When looking for a kit, you may want to ask yourself the following questions:

  • Will it meet the cleaning and turnover needs of my staff?
  • Is it compliant with AORN, OSHA and Joint Commission infection control standards?
  • Will it provide a safe patient and staff environment?
  • Will it decrease the amount of linen products we use?
  • Does it provide high-quality, durable, disposable bags?
  • Will it save enough in time and supplies to pay for itself?
  • Will it give us more OR time by decreasing turnover?
  • Does the company offer free hampers or other incentives?

You can make your own
Despite the plethora of turnover kits out there, you may decide the best option is not to buy a kit but rather to make your own. It may take more time to assemble the products at the front-end, but for a smaller or more specialized facility the extra freedom of ordering the products on your own can help you create the best kit for your staff. OSM

Neil JA, Nye PF and Toven LA. "Environmental surveillance in the operating room." AORN Journal 82:1 (July 2005): 43-50.

Cardinal Health
Presource Operating Room and Birthing Room Clean-up Packs
(800) 964-5227
Price: Not disclosed
FYI: Presource clean-up packs make it easy to standardize all the supplies you need for procedure clean-up making OR turnover faster, according to the company.
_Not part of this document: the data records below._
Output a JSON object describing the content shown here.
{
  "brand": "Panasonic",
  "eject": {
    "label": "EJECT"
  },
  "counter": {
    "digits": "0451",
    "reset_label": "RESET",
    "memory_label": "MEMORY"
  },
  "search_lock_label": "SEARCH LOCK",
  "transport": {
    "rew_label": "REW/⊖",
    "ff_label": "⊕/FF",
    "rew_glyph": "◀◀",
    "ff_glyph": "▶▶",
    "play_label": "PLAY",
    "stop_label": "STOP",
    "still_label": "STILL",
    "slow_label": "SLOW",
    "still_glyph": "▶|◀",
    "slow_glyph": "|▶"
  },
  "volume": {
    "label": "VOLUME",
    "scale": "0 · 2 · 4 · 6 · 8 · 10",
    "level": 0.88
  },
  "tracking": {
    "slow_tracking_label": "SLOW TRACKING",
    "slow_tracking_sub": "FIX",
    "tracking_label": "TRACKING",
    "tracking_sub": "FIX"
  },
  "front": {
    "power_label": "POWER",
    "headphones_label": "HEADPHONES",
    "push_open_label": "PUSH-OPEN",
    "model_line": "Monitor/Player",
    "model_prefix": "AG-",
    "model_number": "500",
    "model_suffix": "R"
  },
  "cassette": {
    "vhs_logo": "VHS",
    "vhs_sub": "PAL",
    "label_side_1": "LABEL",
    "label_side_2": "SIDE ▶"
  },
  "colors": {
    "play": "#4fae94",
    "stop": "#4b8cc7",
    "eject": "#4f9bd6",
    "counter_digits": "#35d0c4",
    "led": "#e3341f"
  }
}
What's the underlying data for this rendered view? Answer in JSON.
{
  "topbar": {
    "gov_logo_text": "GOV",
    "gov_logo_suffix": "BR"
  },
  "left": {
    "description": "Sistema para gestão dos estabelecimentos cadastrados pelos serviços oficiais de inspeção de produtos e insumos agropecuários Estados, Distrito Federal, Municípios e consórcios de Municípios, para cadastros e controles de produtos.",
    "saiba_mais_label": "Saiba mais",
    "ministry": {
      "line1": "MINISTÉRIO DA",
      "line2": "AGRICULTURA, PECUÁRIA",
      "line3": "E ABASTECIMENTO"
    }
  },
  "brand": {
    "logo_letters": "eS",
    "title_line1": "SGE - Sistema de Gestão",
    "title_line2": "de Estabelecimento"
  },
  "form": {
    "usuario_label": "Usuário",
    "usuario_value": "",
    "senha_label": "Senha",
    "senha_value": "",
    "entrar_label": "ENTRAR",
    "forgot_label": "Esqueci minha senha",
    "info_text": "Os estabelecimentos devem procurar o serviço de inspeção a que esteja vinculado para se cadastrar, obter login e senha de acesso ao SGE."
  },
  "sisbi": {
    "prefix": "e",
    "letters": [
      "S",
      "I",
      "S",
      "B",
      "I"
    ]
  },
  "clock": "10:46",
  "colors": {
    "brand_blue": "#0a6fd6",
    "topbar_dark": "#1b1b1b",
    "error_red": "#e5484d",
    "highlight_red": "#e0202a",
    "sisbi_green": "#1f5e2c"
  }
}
Each kit includes products to help eliminate fluid contact with the table pad and arm boards as well as the handling of potentially hazardous materials. As an added benefit, these products also have non-linting properties.

CareLine Inc.
OR Clean-up Kits
(800) 251-1157
Price: Varies by distributor
FYI: These kits provide all the components necessary for room turnover for less than the price of collecting the individual components, according to the company. Each piece is individually wrapped to reduce the risk of cross-contamination. You can ask to have more or fewer components in your kits depending on your needs.

Medline, Inc.
QuickSuite Clean-Up Kit
(800) 633-5463
Price: $81 retail (less based on quantity)
FYI: Everything you need to clean up an OR is in the self-contained QuickSuite Clean-up Kit. According to the company, each kit comes with a table sheet, a draw/lift sheet, armboard covers, a head positioner cover, two washcloths and a lint-free mop head as well as four drawtape bags in three colors (clear, red and blue) and four kickbuckets (two red, two clear) for easy disposal.

Microtek Medical, Inc.
Mojave Linens
(800) 274-1863
Price: Varies by distributor
FYI: Mojave linens are made from super absorbent polymers woven into a high-performance fabric designed to wick moisture away from patients' skin, says the company. This helps prevent cross contamination from fluid runoff, which can reduce room turnover time and reduce the risk of exposure for the staff. These are included in all of the company's room turnover kits, which can include many other components of your choosing.

SRI Surgical
Operating Room Turnover Kits
(813) 891-9550
Price: Varies by chosen components
FYI: SRI Surgical lets you design your own turnover kit by choosing what goes into it. According to the company, each component provides effective infection control, and its table sheets, armboard covers and headrest covers are designed to prevent damage to bedding or positioners.